Wednesday, 7 April 2010

Shame on the NZRFU

This doesn’t happen very often. In fact, the last time was almost 29 years ago, but I found myself agreeing 100% with what John Minto wrote in his Press column this week. There is no on-line version that I can find yet, but his column was being critical of the NZRFU for declining to apologise to Maori for their decision to exclude Maori from selection in the All Black teams to tour South Africa in 1928, ’49 and ‘60. It is not if this idea came from nowhere or was ill-timed, as this article shows:

The author of a new book on the history of Maori rugby, Malcolm Mulholland, found while researching Beneath the Maori Moon that it was still a burning issue for some whanau and former players.


He wrote to the NZRU last year inviting
it to apologise, but rugby's governing body has refused.

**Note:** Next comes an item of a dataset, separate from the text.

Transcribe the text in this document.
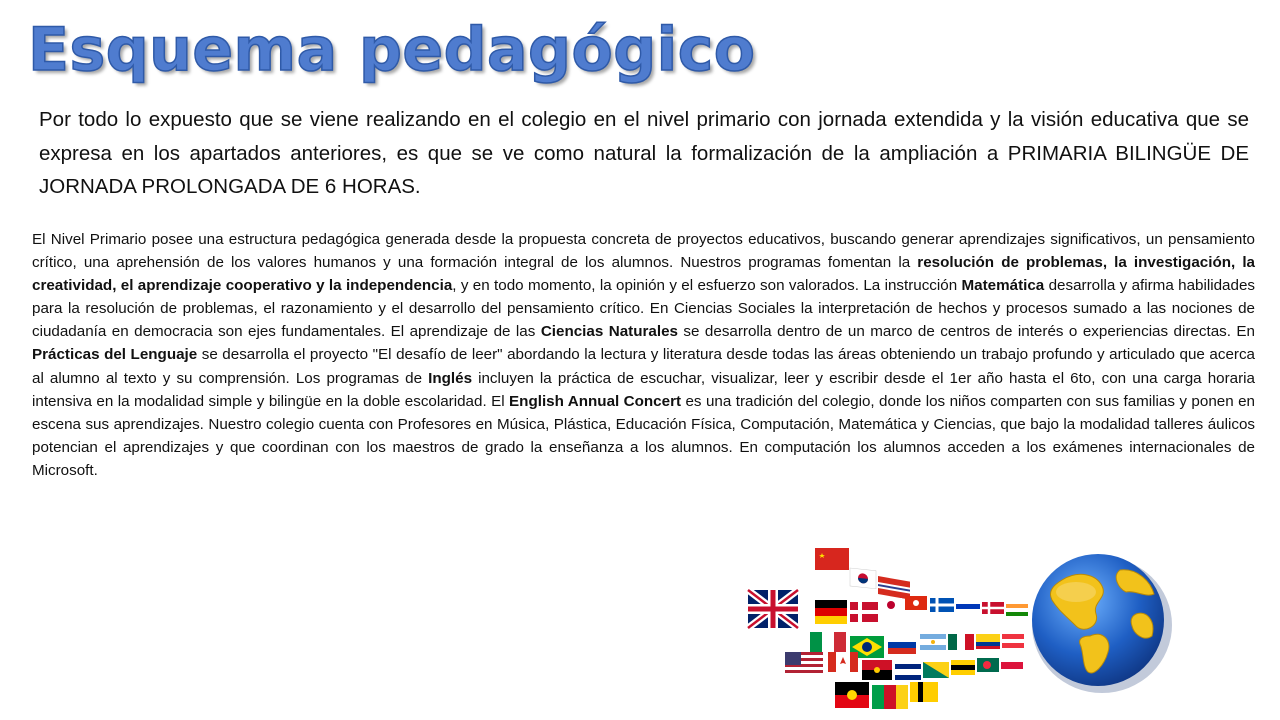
Esquema pedagógico

Por todo lo expuesto que se viene realizando en el colegio en el nivel primario con jornada extendida y la visión educativa que se expresa en los apartados anteriores, es que se ve como natural la formalización de la ampliación a PRIMARIA BILINGÜE DE JORNADA PROLONGADA DE 6 HORAS.

El Nivel Primario posee una estructura pedagógica generada desde la propuesta concreta de proyectos educativos, buscando generar aprendizajes significativos, un pensamiento crítico, una aprehensión de los valores humanos y una formación integral de los alumnos. Nuestros programas fomentan la resolución de problemas, la investigación, la creatividad, el aprendizaje cooperativo y la independencia, y en todo momento, la opinión y el esfuerzo son valorados. La instrucción Matemática desarrolla y afirma habilidades para la resolución de problemas, el razonamiento y el desarrollo del pensamiento crítico. En Ciencias Sociales la interpretación de hechos y procesos sumado a las nociones de ciudadanía en democracia son ejes fundamentales. El aprendizaje de las Ciencias Naturales se desarrolla dentro de un marco de centros de interés o experiencias directas. En Prácticas del Lenguaje se desarrolla el proyecto "El desafío de leer" abordando la lectura y literatura desde todas las áreas obteniendo un trabajo profundo y articulado que acerca al alumno al texto y su comprensión. Los programas de Inglés incluyen la práctica de escuchar, visualizar, leer y escribir desde el 1er año hasta el 6to, con una carga horaria intensiva en la modalidad simple y bilingüe en la doble escolaridad. El English Annual Concert es una tradición del colegio, donde los niños comparten con sus familias y ponen en escena sus aprendizajes. Nuestro colegio cuenta con Profesores en Música, Plástica, Educación Física, Computación, Matemática y Ciencias, que bajo la modalidad talleres áulicos potencian el aprendizajes y que coordinan con los maestros de grado la enseñanza a los alumnos. En computación los alumnos acceden a los exámenes internacionales de Microsoft.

The NZRFU as the guardians of New Zealand rugby have a lot to be proud of in the role that rugby has played in race relations in New Zealand, with great players like George Nepia and JB Smith being national heroes for Maori and Pakeha alike. But their decision send representative teams to South Africa while not selecting these two superstars, amongst others, for purely racial reasons was a disgrace, as was their decision to not schedule a game between the Springboks and a Maori team in 1937 following the fallout from the infamous telegram sent by a white South African journalist after the Springboks played a Maori team on their first tour here in 1921:
“Thousands Europeans frantically cheering on band of coloured men to defeat members of own race was too much for springboks who frankly disgusted”
To not issue an apology now effectively aligns the current NZRFU with those regrettable decisions from the past. How easy an apology would have been; how silly to spurn the opportunity.